The Shenango No.2 (Official number 116695) was built in 1895 in Toledo, Ohio, by Craig Shipbuilding. She was built for the United States & Ontario Steam Navigation Company of Conneaut, Ohio, a subsidiary Pittsburgh, Shenango & Lake Erie Railroad Company. At an overall length of 300 ft, and a between perpendiculars length of 283 ft the Shenango No.2 was one of the largest wooden ships ever built. She had a beam of 53 ft, and her hull was 19.33 ft deep. She had a gross register tonnage of 1938.12 and a net register tonnage of 1317.92. She was powered by two 1250-horsepower fore and aft compound engines. She was launched on October 25, 1895, as hull number #69.
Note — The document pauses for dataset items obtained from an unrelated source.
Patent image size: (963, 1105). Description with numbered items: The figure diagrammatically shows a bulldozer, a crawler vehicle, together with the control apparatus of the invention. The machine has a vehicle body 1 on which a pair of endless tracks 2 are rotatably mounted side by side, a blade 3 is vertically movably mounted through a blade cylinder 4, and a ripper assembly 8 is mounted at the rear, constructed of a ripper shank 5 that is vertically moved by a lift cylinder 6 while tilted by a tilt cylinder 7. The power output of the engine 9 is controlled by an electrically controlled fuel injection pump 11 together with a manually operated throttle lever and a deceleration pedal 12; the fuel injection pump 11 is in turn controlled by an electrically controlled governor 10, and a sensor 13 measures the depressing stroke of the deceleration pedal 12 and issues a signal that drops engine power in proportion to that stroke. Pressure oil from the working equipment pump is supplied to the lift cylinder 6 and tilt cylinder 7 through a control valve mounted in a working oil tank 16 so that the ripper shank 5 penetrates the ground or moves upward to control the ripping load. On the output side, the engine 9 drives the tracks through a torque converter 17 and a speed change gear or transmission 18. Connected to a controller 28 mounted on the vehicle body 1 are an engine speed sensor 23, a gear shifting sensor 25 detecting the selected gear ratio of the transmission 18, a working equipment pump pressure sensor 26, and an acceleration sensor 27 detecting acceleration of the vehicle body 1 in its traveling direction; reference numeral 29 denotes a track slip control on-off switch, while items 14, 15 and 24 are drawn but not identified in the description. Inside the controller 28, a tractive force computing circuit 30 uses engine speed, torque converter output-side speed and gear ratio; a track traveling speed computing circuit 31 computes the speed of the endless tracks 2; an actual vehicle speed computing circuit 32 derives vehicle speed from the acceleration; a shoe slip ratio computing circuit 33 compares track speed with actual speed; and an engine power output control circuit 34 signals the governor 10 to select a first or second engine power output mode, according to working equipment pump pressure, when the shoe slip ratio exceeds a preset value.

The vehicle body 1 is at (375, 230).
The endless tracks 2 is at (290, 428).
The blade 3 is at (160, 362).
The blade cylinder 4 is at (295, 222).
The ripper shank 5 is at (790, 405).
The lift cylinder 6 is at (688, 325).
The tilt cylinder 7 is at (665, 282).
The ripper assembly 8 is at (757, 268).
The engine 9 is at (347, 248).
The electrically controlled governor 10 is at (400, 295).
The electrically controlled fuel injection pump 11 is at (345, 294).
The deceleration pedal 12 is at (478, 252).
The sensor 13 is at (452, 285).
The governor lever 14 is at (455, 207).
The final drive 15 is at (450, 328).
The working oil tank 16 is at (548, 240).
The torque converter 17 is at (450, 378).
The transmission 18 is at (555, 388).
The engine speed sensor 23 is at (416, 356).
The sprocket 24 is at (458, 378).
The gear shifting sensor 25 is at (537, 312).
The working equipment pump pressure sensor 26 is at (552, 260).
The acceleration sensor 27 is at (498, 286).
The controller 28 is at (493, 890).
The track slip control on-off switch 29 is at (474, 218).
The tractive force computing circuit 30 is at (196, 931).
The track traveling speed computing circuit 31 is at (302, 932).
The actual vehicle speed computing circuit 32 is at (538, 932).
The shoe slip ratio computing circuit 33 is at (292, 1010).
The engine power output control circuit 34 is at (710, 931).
In 1898 the Shenango No.2 was sold to the Detroit, Grand Rapids & Western Railroad Company of Muskegon, Michigan, and was renamed Muskegon. On October 20, 1898, the Muskegon collided with the dock & elevator of American Malting Company at Milwaukee, Wisconsin. Sometime in 1900 the Muskegon ran into ice and broke her rudder in a gale in an unknown location. In 1901 she was sold to the Pere Marquette Rail Road Company and was renamed Pere Marquette 16. On December 21, 1901, she sank at Ludington, Michigan, and was raised. In 1918 the Pere Marquette 16 was sold to the Hammermill Paper Company of Erie, Pennsylvania, where she was cut down to a bulk freighter for use in the pulpwood trade, and was renamed Harriet B. In 1921 the Harriet B. was reduced to a barge.

==Final voyage and sinking==
On May 3, 1922, the freighter C.W. Jacob was towing the Harriet B., and another barge Crete; all three vessels were loaded with pulpwood. The vessels arrived near Two Harbors, Minnesota at around 1:00 a.m.; but because of heavy fog, the Jacobs captain decided to wait for the fog to clear before proceeding into the harbour. The three vessels anchored about a mile off shore, and three miles southwest of the breakwater light. Meanwhile, the steel-hulled freighter Quincy A. Shaw was moving quickly up the lake. At 4:50 a.m., the Shaws bow appeared out of the fog and crashed into the port side of the Harriet B., almost cutting her in two. After the collision, the crew of the Harriet B. boarded the Shaw. The Harriet B. sank twenty minutes later. After she sank, her wheelhouse washed ashore nearby.

==Discovery==
The remains of the Harriet B. were accidentally discovered in 2005 by the University of Minnesota Duluth research boat Blue Heron while they were conducting a geological survey of the lake bottom. The crew of the Blue Heron contacted Jerry Eliason and Randy Bebe, who used drop cameras and side-scan sonar to confirm the identity of the wreck.

==The Harriet B. today==
The Harriet B. rests upright, and almost totally intact in 656 ft of water approximately four miles off Two Harbors, Minnesota. Because of the extreme depth of the wreck, diving is not advised. Jerry Eliason said that "even a brief visit to the wreck would require at least eight hours of decompression stops on the way back to the surface to complete the dive safely". The wreck is believed to be the most intact shipwreck in Minnesota waters.